Andrea Demick is a fourth-year BA and co-captain of the diving team. The Atlanta native has been diving since third grade and recently set a personal best in the 3-meter dive. Demick shares her story of balance and how the Total Person Program has helped her succeed.
Technique: Being a senior, diving, being co-captain, how do you specifically balance that?
Demick: Personally, for me it’s all about time management. I like to think I’m a very organized person, and I don’t think I would be able to balance it all if I wasn’t. I have three calendars, todo lists, all that kind of stuff. But honestly, I feel like it’s making priorities and sticking to what’s important for me, like a list of priorities and how I want to get things done.
Technique: What do you do in your free time, if you have free time?
Demick: Free time is pretty much on the weekends. It’s up to the individual when they want to decide they have free time. I leave my room at 6 in the morning; I get back around 7–8 at night. If you have an hour between classes, you can’t use it to take a nap or do video games; you have to prioritize. I personally have decided that my free time is going to be Friday and Saturday. Sunday, I catch up or get ahead on work so that I’m not stressed all week.
In my free time, the team all hangs out. We all watch movies together and go to dinner and stuff. It’s kinda nice that we hang out together outside of practice and pool so that inside practice we can support each other and know what each other is going through.
Technique: We’re trying to highlight some of the misconceptions people have about student-athletes. Do you have any experience with that?
Demick: I have had a little bit of experience, yeah, mostly revolving around group projects and meeting times outside of class. Our presence in the classroom is not the problem; it’s our availability outside the classroom just because we do have practices and workouts and stuff like that. That’s where I feel the biggest misconception is. Then again, that varies sport by sport.
Technique: How has the Total Person Program helped you?
Demick: It proves that the Athletic Association and the school as a whole care more about just us being athletes. It proves they care about us as individuals after Georgia Tech and when we graduate. Our talks are anywhere from how to handle finances to how to be a better leader, stuff like that. It prepares us for our future. I definitely think the opportunities I’ve had to be a leader in the Total Person Program have helped me be a leader in the team and be a leader in classrooms. Skills like that, through experience and listening to how other people have handled their situations.
Technique: How have they helped you specifically with leadership?
Demick: Well, I’m on the student-athlete advisory board. It’s a group of maybe 30–40 athletes. We plan events for the entire athletic department, and I’m the secretary on that. Through formal positions and also through opportunities, like we are so involved in community service and just reaching out to the community — Girls on the Run, Special Olympics, stuff like that.
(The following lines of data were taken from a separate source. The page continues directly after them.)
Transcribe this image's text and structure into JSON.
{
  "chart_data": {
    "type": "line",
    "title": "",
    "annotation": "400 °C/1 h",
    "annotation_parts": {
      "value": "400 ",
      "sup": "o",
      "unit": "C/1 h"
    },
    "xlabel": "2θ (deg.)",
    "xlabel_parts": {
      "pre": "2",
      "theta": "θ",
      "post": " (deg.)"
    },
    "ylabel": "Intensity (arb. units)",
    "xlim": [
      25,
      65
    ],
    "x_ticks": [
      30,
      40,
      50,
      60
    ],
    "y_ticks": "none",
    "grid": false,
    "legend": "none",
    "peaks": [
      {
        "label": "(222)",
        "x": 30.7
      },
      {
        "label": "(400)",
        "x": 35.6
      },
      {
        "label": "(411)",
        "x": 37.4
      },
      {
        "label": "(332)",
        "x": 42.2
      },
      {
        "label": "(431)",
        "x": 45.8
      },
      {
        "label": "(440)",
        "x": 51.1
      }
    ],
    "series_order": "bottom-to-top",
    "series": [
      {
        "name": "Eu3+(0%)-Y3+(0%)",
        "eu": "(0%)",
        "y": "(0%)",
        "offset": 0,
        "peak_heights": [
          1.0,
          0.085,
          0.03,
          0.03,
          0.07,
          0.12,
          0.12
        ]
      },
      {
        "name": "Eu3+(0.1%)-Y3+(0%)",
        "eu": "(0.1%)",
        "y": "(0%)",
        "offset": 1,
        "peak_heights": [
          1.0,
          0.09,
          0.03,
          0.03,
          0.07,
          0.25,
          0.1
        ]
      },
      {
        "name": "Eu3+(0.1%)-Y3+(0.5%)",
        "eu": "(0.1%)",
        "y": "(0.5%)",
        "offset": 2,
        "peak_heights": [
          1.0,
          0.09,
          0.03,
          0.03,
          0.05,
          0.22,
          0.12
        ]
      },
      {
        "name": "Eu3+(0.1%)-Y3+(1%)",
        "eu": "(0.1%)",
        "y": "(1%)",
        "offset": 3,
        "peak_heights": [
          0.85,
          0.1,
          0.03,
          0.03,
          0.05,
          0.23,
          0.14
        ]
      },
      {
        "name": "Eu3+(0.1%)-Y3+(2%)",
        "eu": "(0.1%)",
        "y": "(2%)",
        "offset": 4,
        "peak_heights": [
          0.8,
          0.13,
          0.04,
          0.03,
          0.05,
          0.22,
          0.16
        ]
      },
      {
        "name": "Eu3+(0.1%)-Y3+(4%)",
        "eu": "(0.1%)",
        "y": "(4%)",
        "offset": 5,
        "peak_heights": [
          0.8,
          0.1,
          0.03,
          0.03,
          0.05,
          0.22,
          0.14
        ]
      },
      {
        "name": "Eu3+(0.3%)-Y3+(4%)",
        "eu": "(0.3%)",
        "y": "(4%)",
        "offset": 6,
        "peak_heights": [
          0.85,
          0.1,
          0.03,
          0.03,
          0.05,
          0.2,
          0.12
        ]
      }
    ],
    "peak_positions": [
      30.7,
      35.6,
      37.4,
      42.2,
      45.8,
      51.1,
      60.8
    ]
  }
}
Being able to have that other outlet and realizing that there is more important stuff than just athletics, through small things. Community service and stuff like that.
Technique: Some non-athletes say that athletes aren’t able to experience what Tech has to offer. Do you feel like you’re experiencing Tech?
Demick: I think we experience it in a different way. I wouldn’t change the way I’m experiencing it at all, if I could go back and do it again. Sometimes our time is very taken up by athletics, so we can’t join sororities and fraternities just because there’s not the time. Same as other students, we choose where we put our time. Those students chose to put it whether it’s in Greek life or other clubs or organizations. We chose to put it in athletics, and that’s what’s important to us. We’re not hindered in other ways. We’re allowed to take what majors we want. We’re allowed to take what classes we want, stuff like that. Sometimes it doesn’t work out with practice times, but that’s the same for any student.
So no, I don’t really think that way. I think the athletic department does a great job of giving us as many opportunities as they can, and they’re trying to promote us getting more involved with the full student body as well.
Technique: What are your plans for after graduation?
Demick: I am going to law school.
Technique: Nice. GTAA also has a program to help with the GRE, LSAT, etc. How has that helped you?
Demick: I took the LSAT once before using that study tool and once after. Having that option and knowing they do want us to succeed post-graduation … they were so helpful in making sure I could get involved and get some studying for the LSAT. I think it’s something that’s great that they are doing. I know some of my teammates also used it for the GRE and stuff like that. It’s the same program that everyone [else] has access to, but they make it known that we can use it.